No doubt, if Warrington had been consulted, his opinion would have been different: and he would have told Pen that the boy’s foolish letters were better than the man’s adroit compliments and slippery gallantries; that to win the woman he loves, only a knave or a coward advances under cover, with subterfuges, and a retreat secured behind him: but Pen spoke not on this matter to Mr. Warrington, knowing pretty well that he was guilty, and what his friend’s verdict would be.
Colonel Altamont had not been for many weeks absent on his foreign tour, Sir Francis Clavering having retired meanwhile into the country pursuant to his agreement with Major Pendennis, when the ills of fate began to fall rather suddenly and heavily upon the sole remaining partner of the little firm of Shepherd’s Inn.

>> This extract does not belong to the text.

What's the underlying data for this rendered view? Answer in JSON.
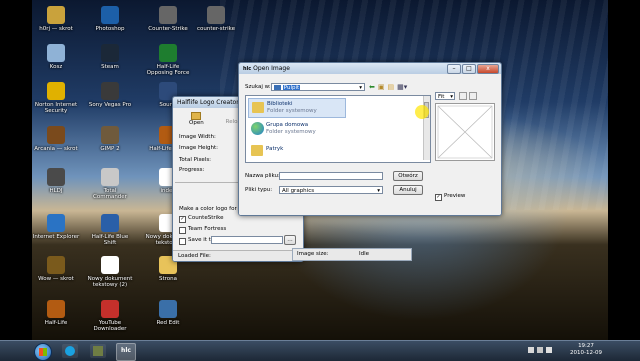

When Strong, at parting with Altamont, refused the loan proffered by the latter in the fulness of his purse and the generosity of his heart, he made such a sacrifice to conscience and delicacy as caused him many an after twinge and pang; he and felt — it was not very many hours in his life he had experienced the feeling — that in this juncture of his affairs he had been too delicate and too scrupulous. Why should a fellow in want refuse a kind offer kindly made? Why should a thirsty man decline a pitcher of water from a friendly hand, because it was a little soiled? Strong’s conscience smote him for refusing what the other had fairly come by, and generously proffered: and he thought ruefully, now it was too late, that Altamont’s cash would have been as well in his pocket as in that of the gambling — house proprietor at Baden or Ems, with whom his Excellency would infallibly leave his Derby winnings. It was whispered among the tradesmen, bill-discounters, and others who had commercial dealings with Captain Strong, that he and the Baronet had parted company, and that the Captain’s “paper” was henceforth of no value. The tradesmen, who had put a wonderful confidence in him hitherto — for who could resist Strong’s jolly face and frank and honest demeanour? — now began to pour in their bills with a cowardly mistrust and unanimity. The knocks at the Shepherd’s Inn chambers door were constant, and tailors, bootmakers, pastrycooks who had furnished dinners, in their own persons, or by the boys their representatives, held levees on Strong’s stairs. To these were added one or two persons of a less clamorous but far more sly and dangerous sort — the young clerks of lawyers, namely, who lurked about the Inn, or concerted with Mr. Campion’s young man in the chambers hard by, having in their dismal pocketbooks copies of writs to be served on Edward Strong, requiring him to appear on an early day next term before our Sovereign Lady the Queen, and answer to, etc. etc.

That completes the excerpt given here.